PRIME (power-line communication)

Distribution networks are usually made of a variety of conductor types, and terminating into loads of different impedances, which also vary over time.

Such infrastructure results in a communication channel which has a time dependent amplitude and phase response that varies with frequency.

Interference and impulsive noise produced by motors, switching power supplies and halogen lamps reduces the reliability of communication signals.

[1] The PRIME physical layer is based on OFDM (Orthogonal Frequency Division Multiplexing) and Differential Phase Shift Keying (BPSK, DQPSK and D8PSK) as carrier modulation.

To address averse power line channel properties, robustness mechanism convolutional encoding (optional), scrambling and interleaving are used.
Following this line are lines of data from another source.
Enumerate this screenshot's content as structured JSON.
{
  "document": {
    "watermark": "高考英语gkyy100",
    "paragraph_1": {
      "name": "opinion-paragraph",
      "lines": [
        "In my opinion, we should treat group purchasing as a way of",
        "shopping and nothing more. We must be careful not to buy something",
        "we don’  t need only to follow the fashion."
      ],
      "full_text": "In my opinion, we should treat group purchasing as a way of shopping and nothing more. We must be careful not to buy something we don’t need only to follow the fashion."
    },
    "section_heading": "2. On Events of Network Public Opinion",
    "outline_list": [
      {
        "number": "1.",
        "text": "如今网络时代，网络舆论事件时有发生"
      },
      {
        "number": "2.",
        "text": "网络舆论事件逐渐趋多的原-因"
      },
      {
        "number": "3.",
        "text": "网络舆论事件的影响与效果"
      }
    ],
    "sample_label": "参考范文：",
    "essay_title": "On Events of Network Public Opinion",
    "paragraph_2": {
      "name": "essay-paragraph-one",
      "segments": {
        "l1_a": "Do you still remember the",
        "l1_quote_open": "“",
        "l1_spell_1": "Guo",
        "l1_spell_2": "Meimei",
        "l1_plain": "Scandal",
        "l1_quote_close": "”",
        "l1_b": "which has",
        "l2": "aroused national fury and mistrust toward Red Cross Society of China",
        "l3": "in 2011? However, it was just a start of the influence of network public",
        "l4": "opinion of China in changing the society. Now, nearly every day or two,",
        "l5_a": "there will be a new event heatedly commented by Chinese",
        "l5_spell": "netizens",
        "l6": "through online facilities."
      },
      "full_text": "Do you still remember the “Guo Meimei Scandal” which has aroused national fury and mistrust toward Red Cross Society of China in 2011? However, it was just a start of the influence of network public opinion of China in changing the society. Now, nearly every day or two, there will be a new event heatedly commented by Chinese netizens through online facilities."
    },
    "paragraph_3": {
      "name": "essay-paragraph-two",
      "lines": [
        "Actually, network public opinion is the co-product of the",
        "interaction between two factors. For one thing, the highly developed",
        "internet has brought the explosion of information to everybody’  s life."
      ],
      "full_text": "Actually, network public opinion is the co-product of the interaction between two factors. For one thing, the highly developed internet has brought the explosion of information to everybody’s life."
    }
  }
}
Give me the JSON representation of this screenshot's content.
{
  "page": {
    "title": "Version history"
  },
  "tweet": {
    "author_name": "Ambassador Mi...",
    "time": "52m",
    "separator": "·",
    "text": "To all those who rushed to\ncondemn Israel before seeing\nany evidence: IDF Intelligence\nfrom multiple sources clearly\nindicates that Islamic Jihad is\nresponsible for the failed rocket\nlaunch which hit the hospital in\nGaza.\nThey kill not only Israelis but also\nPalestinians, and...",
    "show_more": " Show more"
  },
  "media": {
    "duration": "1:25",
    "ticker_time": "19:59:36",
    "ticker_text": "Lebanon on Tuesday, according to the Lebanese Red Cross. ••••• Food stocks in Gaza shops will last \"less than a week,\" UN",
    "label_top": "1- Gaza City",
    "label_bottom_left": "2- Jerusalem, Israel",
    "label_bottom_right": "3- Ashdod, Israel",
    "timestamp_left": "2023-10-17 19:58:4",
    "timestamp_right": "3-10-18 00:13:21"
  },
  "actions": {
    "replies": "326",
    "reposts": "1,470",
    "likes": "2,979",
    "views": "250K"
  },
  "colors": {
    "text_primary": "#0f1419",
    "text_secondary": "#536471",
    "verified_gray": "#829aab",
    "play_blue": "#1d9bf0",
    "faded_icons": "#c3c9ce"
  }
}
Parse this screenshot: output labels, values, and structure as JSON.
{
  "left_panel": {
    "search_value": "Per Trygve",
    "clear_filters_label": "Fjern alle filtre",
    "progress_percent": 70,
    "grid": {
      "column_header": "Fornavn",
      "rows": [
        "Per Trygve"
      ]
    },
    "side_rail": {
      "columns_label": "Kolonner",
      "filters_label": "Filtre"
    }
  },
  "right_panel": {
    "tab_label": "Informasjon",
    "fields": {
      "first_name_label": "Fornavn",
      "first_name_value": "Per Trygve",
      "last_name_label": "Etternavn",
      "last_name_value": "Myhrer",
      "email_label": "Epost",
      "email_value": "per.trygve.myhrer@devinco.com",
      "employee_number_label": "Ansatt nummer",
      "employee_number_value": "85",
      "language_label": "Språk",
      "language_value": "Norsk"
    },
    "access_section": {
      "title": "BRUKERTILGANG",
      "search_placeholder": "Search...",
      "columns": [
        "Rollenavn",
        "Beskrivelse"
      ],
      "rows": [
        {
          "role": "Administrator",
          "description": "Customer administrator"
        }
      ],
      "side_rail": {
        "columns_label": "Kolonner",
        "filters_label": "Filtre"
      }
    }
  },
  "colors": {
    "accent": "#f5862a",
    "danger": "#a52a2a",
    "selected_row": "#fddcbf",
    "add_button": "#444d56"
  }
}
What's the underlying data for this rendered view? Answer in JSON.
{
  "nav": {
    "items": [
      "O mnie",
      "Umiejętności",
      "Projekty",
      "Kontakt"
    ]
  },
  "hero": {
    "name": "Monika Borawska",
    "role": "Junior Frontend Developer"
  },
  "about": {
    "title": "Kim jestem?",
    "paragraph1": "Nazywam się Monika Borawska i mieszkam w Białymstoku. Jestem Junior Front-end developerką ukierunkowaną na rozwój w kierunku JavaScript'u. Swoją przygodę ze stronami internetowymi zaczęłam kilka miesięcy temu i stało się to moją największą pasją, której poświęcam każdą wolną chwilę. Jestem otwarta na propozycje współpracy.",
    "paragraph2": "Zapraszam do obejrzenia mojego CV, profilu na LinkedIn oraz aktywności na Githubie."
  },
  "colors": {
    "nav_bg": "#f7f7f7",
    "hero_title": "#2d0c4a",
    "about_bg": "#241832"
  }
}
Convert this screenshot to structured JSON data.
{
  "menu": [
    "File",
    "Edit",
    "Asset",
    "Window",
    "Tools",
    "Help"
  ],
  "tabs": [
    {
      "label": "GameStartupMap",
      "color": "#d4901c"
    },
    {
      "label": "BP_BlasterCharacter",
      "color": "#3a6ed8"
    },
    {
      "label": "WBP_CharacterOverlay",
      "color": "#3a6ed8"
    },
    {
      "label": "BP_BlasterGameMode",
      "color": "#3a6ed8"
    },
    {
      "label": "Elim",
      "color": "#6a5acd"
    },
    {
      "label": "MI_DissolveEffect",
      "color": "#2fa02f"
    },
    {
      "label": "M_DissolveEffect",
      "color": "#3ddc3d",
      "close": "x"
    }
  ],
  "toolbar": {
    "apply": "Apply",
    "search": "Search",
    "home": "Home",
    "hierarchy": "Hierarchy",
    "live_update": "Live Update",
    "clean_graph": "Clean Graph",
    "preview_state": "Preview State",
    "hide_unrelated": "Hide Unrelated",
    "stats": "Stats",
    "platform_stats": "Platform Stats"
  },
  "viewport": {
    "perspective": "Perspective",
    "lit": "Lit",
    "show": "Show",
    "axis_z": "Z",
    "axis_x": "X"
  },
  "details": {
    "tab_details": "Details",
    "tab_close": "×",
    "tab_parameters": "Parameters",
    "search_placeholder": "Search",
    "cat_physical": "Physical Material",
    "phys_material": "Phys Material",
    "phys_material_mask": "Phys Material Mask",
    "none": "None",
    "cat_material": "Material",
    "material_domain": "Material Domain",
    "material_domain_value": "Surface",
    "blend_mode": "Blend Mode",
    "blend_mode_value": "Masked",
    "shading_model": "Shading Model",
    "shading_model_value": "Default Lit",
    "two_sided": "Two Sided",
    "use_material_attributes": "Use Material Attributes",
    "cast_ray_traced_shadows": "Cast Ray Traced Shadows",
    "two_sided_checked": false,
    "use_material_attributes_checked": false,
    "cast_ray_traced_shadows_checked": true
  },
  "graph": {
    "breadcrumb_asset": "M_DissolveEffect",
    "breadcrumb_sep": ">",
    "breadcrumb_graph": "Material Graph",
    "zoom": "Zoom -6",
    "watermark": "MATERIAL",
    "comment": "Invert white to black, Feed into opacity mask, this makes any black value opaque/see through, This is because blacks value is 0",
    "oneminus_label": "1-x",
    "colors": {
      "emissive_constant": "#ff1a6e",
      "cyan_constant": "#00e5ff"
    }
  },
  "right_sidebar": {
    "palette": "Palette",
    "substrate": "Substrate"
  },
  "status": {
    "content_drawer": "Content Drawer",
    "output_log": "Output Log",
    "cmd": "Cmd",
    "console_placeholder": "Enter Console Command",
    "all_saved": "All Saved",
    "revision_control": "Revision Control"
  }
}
Originally, PRIME uses carrier frequencies (42 – 89 kHz) within the CENELEC A band and offers raw data rates between 5.4 kbit/s (Robust mode: DBPSK with convolutional encoding and repetition code) and 128.6 kbit/s (D8PSK).

Base nodes and switches announce their presence with beacon messages in well specified intervals.

PRIME makes use of address structure for packet routing, which reduces state information needed by service nodes.

The PRIME MAC layer includes control mechanism/messages to open and close unicast, multicast and broadcast connections.